Dr. Mishra had left Delhi overnight after getting news of Sweta's suicide fearing arrest. However, Sweta's father had done nothing to get him arrested. The stout-hearted army officer had just kept quiet.


They had told me to cancel my journey by train to Hyderabad next Friday night. My elder brother was staying there those days. It was Wednesday. I kept thinking hard all day. The impending fate of the doctor's two innocent children--two boys and his humble wife Sis Sobha never allowed my mind even the least bit of calm."What can I do?" I asked myself. Dr.Mishra had been transferred to Kalinga Hospital. The next morning I drove to the hospital.


I related the dream to him with great seriousness. He denied having any knowledge of any girl called Sweta. He told me that his brother had left home because he was a mental wreck. I was struck with boundless surprise. I thought of the whole thing over and over again.


I came back and told everything to my wife. I also declared my canceling of the intended visit to my brother. She was furious! She thought my fears were ludicrous and groundless. She said, "Now you won't visit them, and I will have to bear the brunt of their anger and criticism. Your sister-in-law and her daughters will blame it on me!"


My daughter burst into laughter..."Pippo, you are a chhota bacha! Go visit them...Stop worrying Mummy." 


They discussed my superstitions.


But quite intuitively I realized that Dr.Mishra had lied to me. I thought of doing something, at least for his wife and children. I sat at my writing table, penning down my concern and thoughts in the form of a piece like a diary entry. I had explained how the worldly-wise behaved being indifferent to virtues like kindness,charity, and benevolence. I had also elaborated on some cases of forgiveness from history citing the examples of several Indian sages of yore. I kept the sheet of paper in my writing-table drawer praying to her mentally.

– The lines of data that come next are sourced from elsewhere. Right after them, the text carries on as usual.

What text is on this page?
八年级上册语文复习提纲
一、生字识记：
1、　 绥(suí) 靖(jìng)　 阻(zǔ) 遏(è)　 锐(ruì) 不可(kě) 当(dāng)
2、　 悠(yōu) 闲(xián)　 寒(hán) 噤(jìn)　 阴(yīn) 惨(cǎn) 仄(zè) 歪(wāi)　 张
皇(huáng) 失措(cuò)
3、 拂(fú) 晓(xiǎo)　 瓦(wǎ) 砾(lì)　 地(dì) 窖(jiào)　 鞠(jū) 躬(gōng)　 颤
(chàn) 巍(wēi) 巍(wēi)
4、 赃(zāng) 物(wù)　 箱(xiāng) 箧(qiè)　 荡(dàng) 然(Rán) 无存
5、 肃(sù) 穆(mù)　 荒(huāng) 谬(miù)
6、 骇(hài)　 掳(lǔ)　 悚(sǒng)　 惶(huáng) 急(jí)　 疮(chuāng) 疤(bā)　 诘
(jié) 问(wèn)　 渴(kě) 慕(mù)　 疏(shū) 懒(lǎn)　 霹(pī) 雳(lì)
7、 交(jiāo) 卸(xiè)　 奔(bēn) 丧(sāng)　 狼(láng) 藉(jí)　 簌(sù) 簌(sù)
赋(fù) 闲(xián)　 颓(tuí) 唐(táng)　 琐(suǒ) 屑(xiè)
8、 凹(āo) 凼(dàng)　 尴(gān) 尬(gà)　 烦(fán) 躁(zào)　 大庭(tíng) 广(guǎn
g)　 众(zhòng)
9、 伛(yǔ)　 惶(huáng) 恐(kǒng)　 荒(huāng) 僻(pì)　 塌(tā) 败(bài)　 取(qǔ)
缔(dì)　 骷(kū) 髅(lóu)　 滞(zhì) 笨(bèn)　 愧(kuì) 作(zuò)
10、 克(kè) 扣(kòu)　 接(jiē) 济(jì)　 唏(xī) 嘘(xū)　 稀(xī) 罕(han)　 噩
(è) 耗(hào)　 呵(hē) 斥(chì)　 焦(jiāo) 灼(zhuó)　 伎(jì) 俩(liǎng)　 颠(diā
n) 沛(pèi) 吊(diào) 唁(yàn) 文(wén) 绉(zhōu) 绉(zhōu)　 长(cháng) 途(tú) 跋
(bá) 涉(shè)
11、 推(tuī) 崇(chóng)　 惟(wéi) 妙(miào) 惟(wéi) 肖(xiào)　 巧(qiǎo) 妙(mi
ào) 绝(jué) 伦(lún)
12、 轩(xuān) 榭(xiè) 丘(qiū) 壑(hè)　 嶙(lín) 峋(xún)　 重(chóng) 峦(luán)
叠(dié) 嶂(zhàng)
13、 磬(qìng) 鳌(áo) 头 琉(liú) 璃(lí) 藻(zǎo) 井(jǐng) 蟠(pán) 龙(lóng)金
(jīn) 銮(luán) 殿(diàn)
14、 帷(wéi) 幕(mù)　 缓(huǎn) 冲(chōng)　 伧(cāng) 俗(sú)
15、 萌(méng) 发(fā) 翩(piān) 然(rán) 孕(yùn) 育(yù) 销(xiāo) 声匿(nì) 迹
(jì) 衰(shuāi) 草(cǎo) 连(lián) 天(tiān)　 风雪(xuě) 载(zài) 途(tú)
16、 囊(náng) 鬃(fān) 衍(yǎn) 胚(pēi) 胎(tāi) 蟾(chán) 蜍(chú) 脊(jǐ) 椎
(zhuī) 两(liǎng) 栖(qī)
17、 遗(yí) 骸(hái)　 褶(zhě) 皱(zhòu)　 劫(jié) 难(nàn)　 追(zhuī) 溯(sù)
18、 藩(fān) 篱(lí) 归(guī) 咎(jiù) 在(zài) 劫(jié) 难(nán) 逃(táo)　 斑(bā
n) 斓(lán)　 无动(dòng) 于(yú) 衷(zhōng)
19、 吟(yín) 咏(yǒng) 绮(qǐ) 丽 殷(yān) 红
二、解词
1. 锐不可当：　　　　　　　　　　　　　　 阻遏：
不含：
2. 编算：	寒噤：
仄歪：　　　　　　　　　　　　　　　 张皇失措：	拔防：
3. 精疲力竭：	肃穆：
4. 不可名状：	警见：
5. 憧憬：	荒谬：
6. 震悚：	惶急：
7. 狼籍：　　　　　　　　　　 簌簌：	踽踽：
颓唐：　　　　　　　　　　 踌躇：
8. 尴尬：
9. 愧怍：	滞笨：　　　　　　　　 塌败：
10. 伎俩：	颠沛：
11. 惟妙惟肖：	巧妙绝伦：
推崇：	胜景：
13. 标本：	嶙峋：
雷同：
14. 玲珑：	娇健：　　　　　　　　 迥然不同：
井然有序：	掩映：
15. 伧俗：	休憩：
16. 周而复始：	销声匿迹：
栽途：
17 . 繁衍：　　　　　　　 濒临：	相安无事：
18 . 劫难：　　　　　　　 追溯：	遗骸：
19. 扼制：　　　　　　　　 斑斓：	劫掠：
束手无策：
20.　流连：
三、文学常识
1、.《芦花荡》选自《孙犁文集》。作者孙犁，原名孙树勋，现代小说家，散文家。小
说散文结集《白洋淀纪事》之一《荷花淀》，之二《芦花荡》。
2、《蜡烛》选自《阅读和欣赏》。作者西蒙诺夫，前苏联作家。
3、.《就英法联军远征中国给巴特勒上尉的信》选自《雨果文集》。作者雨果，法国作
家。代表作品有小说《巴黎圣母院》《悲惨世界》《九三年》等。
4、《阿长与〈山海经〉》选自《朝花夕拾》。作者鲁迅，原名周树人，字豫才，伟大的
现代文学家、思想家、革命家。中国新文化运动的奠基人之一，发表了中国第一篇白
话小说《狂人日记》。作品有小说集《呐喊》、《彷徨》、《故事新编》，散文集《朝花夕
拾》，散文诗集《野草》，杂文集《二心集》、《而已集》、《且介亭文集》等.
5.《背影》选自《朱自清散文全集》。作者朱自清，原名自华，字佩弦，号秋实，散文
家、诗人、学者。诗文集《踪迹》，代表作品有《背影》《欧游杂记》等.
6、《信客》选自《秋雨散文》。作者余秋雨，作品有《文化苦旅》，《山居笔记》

I went to bed wondering whether any good would come out of my childish approach to the crisis. I was painfully disappointed the next morning. Nothing happened and contrary to this news came Dr.Mishra had been vomiting all night. His wife and children had hurried to the hospital the moment they knew about it. Hurt and panicked, I kept quiet and tried to forget everything.


However, after dinner, I was struck with bewilderment watching tv news on television! The train on which I had to travel to Hyderabad had derailed en route leaving twenty-seven people dead and many more severely injured.

My daughter said, "Thank God Papa! You didn't travel."

My wife joined us. We talked far into the rainy night. I didn't know when I fell asleep. But I was able to recall someone telling me as follows:

"Why are you so worried about another man's wife and children? Mishra will not die. I would like to reward you..!Go to your village next week."


After a week, Dr. Mishra was discharged from the hospital. Presently, he had to have complete bed rest at home, no one knew how long it could be. I reached my village Bhanjapur Sasan. I was profoundly astonished to learn mother was no more taking her back pain injections. When I enquired about it, she said, "Mustafa left for Saudi Arabia. There was no one to administer it. I suffered for some days. All of a sudden, I experienced not even the slightest back pain one morning! This is nothing short of a miracle!" She was an injection every four or five days.


My father who was skeptical said: "You have been taking numerous pills and potions the injections apart... The sudden cure is the result of those prolonged medications. How much knowledge do you have about things?" 


As usual, mother mocked, "You are a genius!" 


I didn't say anything in protest.


Coming back to the city, I resumed life as I usually did. Later, I wanted to get other favors, but nothing like that ever happened to my satisfaction.